Le jeune qui est monté sur la scène du théâtre du Châtelet à Paris pour recevoir le Trophée Kopa du meilleur jeune joueur du monde en octobre est le même joueur dont se souvient son premier entraîneur.

Au club de sport La Liara Balompie à 30 kilomètres au sud de Séville, Manuel Basco, dit Batalla, se souvient d’un garçon « réservé, introverti, mais farceur » qui « avait déjà cette habitude avec sa langue. Que je crois que Pablo ne perdra jamais », a-t-il déclaré AFP.

L'entraîneur espagnol Manuel Basco, connu sous le nom de Batalla, pose pour une photo dans la salle des trophées du club La Liara Balompie à Los Palacios y Villafranca, au sud de Séville, le 4 novembre 2022.

L’entraîneur espagnol Manuel Basco, connu sous le nom de Batalla, pose pour une photo dans la salle des trophées du club La Liara Balompie à Los Palacios y Villafranca, au sud de Séville, le 4 novembre 2022. | Crédit photo : AFP

Tout en fouillant dans son téléphone et en examinant les photos jaunies de Gavi, Batalla, aujourd’hui âgé de 64 ans, a les yeux plissés et les lèvres pincées.

« Il est resté avec nous pendant deux ans, de six à huit ans. Puis le (Real) Betis l’a vu jouer, et boum, ils l’ont pris », se souvient l’entraîneur, qui a continué à suivre son prodige pendant son séjour à Séville.

Huit sur 10

Mais il n’a pas pu suivre longtemps la progression de la starlette. En 2013, alors que le Betis jouait dans un tournoi en Algarve, les recruteurs du Barça ont repéré un Gavi de 11 ans, qui a été élu meilleur joueur du tournoi et s’est envolé pour la Catalogne.

« À un jeune âge, il n’a pas toujours été le joueur le plus extraordinaire sur le terrain, mais il a toujours été très constant. Il valait rarement neuf sur 10, mais toujours huit sur 10 », a déclaré un éclaireur basé en Espagne pour un club de Premier League. AFP.

Même ses propres parents avaient du mal à suivre son ascension rapide vers la gloire. Son père, qui tenait un bar dans le village de Los Palacios y Villafranca, a été embauché comme homme à tout faire au Betis lorsque son fils y a été recruté.

Puis ils ont décidé de déménager à Barcelone au début du voyage de leur fils à La Masia, un pari pour un garçon de 11 ans, mais qui était déjà très confiant.

Pablo Martin Paez Gavira dit 'Gavi' (à gauche) et son premier entraîneur Manuel Basco (arrière, à droite), posant pour une photo avec les coéquipiers du club La Liara Balompie.

Pablo Martin Paez Gavira dit ‘Gavi’ (à gauche) et son premier entraîneur Manuel Basco (arrière, à droite), posant pour une photo avec les coéquipiers du club La Liara Balompie. | Crédit photo : AFP PHOTO / Club La Liara Balompie

« Ne vous inquiétez pas.

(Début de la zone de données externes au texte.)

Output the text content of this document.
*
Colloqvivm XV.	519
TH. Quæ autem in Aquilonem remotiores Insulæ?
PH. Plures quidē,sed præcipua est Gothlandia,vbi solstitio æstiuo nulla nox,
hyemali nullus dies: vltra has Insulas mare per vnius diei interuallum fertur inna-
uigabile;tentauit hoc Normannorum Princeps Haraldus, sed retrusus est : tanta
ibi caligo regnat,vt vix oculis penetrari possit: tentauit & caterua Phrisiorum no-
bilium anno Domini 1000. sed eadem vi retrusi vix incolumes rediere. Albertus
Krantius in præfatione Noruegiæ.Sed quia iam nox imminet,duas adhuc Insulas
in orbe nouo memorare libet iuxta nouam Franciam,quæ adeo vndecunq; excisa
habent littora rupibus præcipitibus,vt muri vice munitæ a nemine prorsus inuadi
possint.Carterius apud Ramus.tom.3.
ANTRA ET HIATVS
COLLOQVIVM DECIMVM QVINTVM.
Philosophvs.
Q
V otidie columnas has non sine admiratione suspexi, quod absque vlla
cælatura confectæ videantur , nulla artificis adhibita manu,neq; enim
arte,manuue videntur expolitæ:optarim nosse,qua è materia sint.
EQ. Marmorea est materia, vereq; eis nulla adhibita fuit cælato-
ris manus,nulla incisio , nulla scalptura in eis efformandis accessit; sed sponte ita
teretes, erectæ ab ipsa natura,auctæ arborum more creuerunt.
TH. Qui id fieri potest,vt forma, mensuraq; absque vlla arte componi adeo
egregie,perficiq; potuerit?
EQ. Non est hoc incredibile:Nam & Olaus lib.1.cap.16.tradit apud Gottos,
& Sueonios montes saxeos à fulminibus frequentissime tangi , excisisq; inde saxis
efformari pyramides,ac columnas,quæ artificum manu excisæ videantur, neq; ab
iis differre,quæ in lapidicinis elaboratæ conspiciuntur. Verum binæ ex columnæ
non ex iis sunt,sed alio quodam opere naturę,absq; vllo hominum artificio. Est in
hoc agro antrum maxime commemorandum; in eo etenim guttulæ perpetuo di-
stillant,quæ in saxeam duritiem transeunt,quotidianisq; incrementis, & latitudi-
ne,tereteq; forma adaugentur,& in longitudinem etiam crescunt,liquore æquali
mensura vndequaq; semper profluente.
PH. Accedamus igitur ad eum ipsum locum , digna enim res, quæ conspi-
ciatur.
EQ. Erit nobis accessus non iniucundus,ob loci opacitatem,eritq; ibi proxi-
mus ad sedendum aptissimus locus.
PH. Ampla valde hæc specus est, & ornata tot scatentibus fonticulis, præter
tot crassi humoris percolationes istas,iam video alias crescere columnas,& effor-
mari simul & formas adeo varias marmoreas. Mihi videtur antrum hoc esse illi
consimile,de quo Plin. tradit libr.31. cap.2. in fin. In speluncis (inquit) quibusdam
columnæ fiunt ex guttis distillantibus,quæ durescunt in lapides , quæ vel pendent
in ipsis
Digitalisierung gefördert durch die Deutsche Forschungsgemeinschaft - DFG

Je serai déjà inscrit dans un grand club à l’âge de 12 ans », a déclaré Batalla à ses parents.

Son ancien entraîneur des jeunes du Barça, Franc Artiga, actuellement entraîneur des U20 des Émirats arabes unis, a déclaré AFP qu’adolescent, l’esprit de compétition de Gavi était tel que les défaites le poussaient aux larmes.

Difficultés à dormir

« La compétition le motive plus que tout », a déclaré Julen Guerrero, entraîneur de l’équipe espagnole des moins de 17 ans. AFP.

« Quand le terrain était petit, cahoteux, le match intense et difficile, la plupart des joueurs avaient du mal. Gavi, il a adoré ça », a déclaré Guerrero.

Aujourd’hui encore, il a du mal à dormir avant et après les matchs. Mais malgré ces éclairs d’anxiété, Gavi a gardé un lien étroit avec La Masia. Lorsqu’il a débuté en équipe première et en équipe nationale à 17 ans, il vivait toujours dans la même petite chambre fournie par le Barça.

Pourtant, son quotidien a changé. Il a prolongé son contrat avec le Barça jusqu’en 2026 avec une clause libératoire astronomique d’un milliard d’euros et est conduit à s’entraîner par ses coéquipiers dans des véhicules de luxe.

Mais il s’arrête souvent pour les fans et revient régulièrement pour voir les progrès de ses anciens coéquipiers avec la deuxième corde de Barcelone.

Gavi ne fait que commencer mais sa carrière s’est accélérée en l’espace de quelques mois, à un rythme vertigineux. Ses débuts professionnels, la Liga, la Ligue des champions. Puis l’équipe nationale espagnole, où il est devenu le plus jeune joueur à marquer pour son pays.

Et maintenant, il est l’un de leurs principaux héros et grands espoirs à la Coupe du monde du Qatar.